To listen to some soul, R&B, funk, and more, check out another storied Greenwich Village venue: Cafe Wha? The former nightclub has hosted the likes of Bob Dylan and Jimi Hendrix and continues its history-making live music today with its house band, hosted acts, and open mic night. It’s next door to the Comedy Cellar.
5. Catch an indie film at IFC.
New York City is a genre unto itself, and the heart of indie film thrives in Greenwich Village. The IFC Center is the quintessential destination for the cinema lover in your family. IFC provides a home for new filmmakers and shows movies you won’t catch in your local multiplex. Opening nights typically feature talkbacks with the filmmakers, so this is your chance to meet the people behind the scenes in an intimate setting.
Formerly the famous Waverley Theater, birthplace of the Rocky Horror Picture Show audience participation screenings, the IFC also stays true to its roots with a midnight screening series featuring the best and most bizarre work they can find. So if indie drama isn’t your thing, consider swinging by for some late night horror fare.
Where to Eat in Greenwich Village
As an NYC local and tour guide, I can’t send you down to Greenwich Village without tipping you off to some of the best places to grab food and treats. This list will get you started.
Grab a slice at Artichoke Basil Pizza.
Artichoke Pizza is one of New York City’s most famous late-night pizza spots. At the Village location, you’re sure to see it packed with hungry NYU students who are staying out late studying or heading home after a night on the town. Their margherita slices are great, but the main attraction is the artichoke slice topped with artichoke hearts, spinach, and cream sauce.
Get a scoop of cookie dough at DŌ.
DŌ serves up various cookie dough flavors in scoop form, like an ice cream cone. Their delicious treats, which have been featured in The New York Times and Time Magazine, come in such rich offerings as cake batter, fluffernutter, and oatmeal M&M. You might be tempted to get two scoops, but trust me, one is enough.

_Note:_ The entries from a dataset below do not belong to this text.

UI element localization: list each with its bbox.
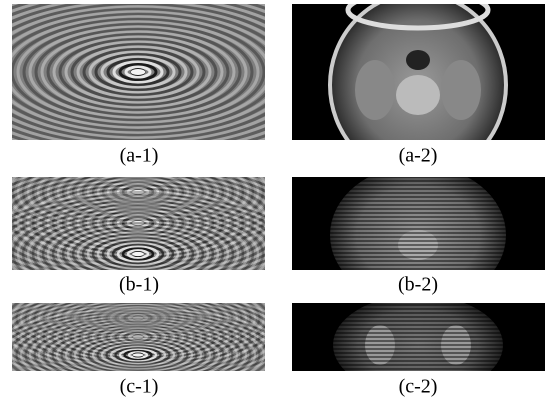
mri-panels bbox=[292, 0, 545, 395]
caption: (b-2) bbox=[398, 274, 438, 296]
figure: (a-1) (a-2) (b-1) (b-2) (c-1) (c-2) bbox=[0, 0, 556, 401]
ring-center bbox=[131, 69, 145, 75]
ring-center bbox=[132, 252, 144, 256]
caption: (b-1) bbox=[119, 274, 159, 296]
caption: (a-2) bbox=[399, 145, 438, 167]
caption: (c-2) bbox=[399, 376, 438, 398]
ring-center bbox=[133, 353, 144, 356]
caption: (a-1) bbox=[120, 145, 159, 167]
caption: (c-1) bbox=[120, 376, 159, 398]
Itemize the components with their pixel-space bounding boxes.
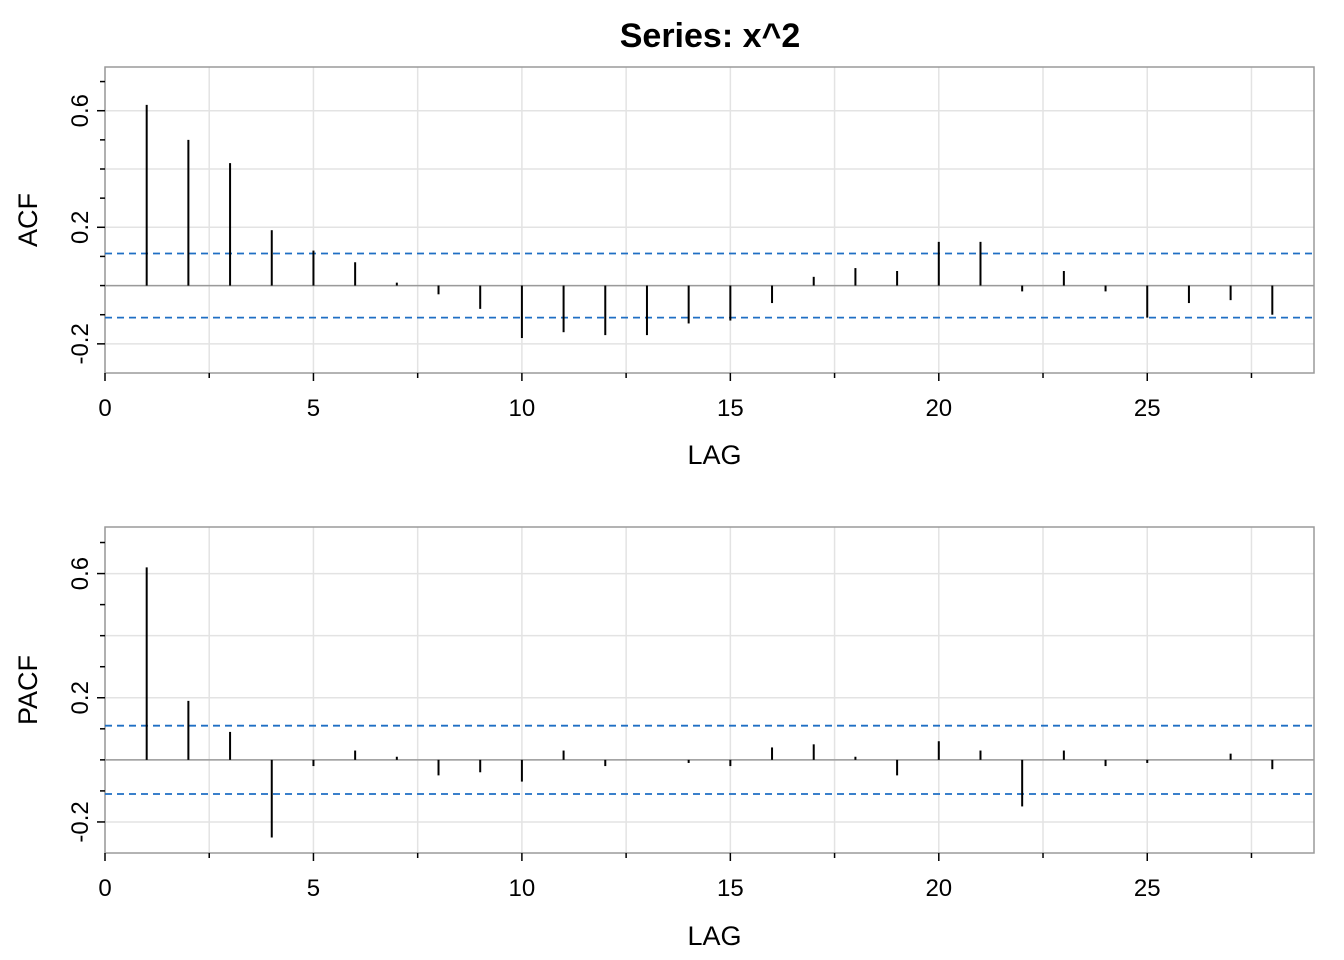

Split a pastrami sandwich at Katz’s.
I’m bending the rules here, because Katz’s Delicatessen is right on the southern end of the Village, on the southside of Houston Street, pretty much the gateway to the Lower East Side. But trust me, even if you have to walk 10-15 minutes, it’s worth it.
Established in 1888, Katz’s is about as authentic as it gets in New York, and you can’t get this experience anywhere else. They cure their corned beef and pastrami for 30 days, resulting in a tender, succulent meat that they layer on top of pillowy rye bread. I don’t even like pastrami, and Katz’s serves up one of the best sandwiches I’ve ever had.
Have a picnic in the park.
Any of the stops above work great if you want to take them to go. When the weather’s nice, a picnic at Washington Square Park can’t be beat.
Greenwich Village: Your New Favorite NYC Neighborhood?
A trip to NYC wouldn’t be complete without visiting Greenwich Village. From counterculture to college campus, the neighborhood has cemented itself in NYC history over the decades.
Whether you spend your time there lounging under a tree in Washington Square Park, laughing until it hurts at the Comedy Cellar, or channeling your inner poet over a cup of coffee, the Village is sure to capture your heart.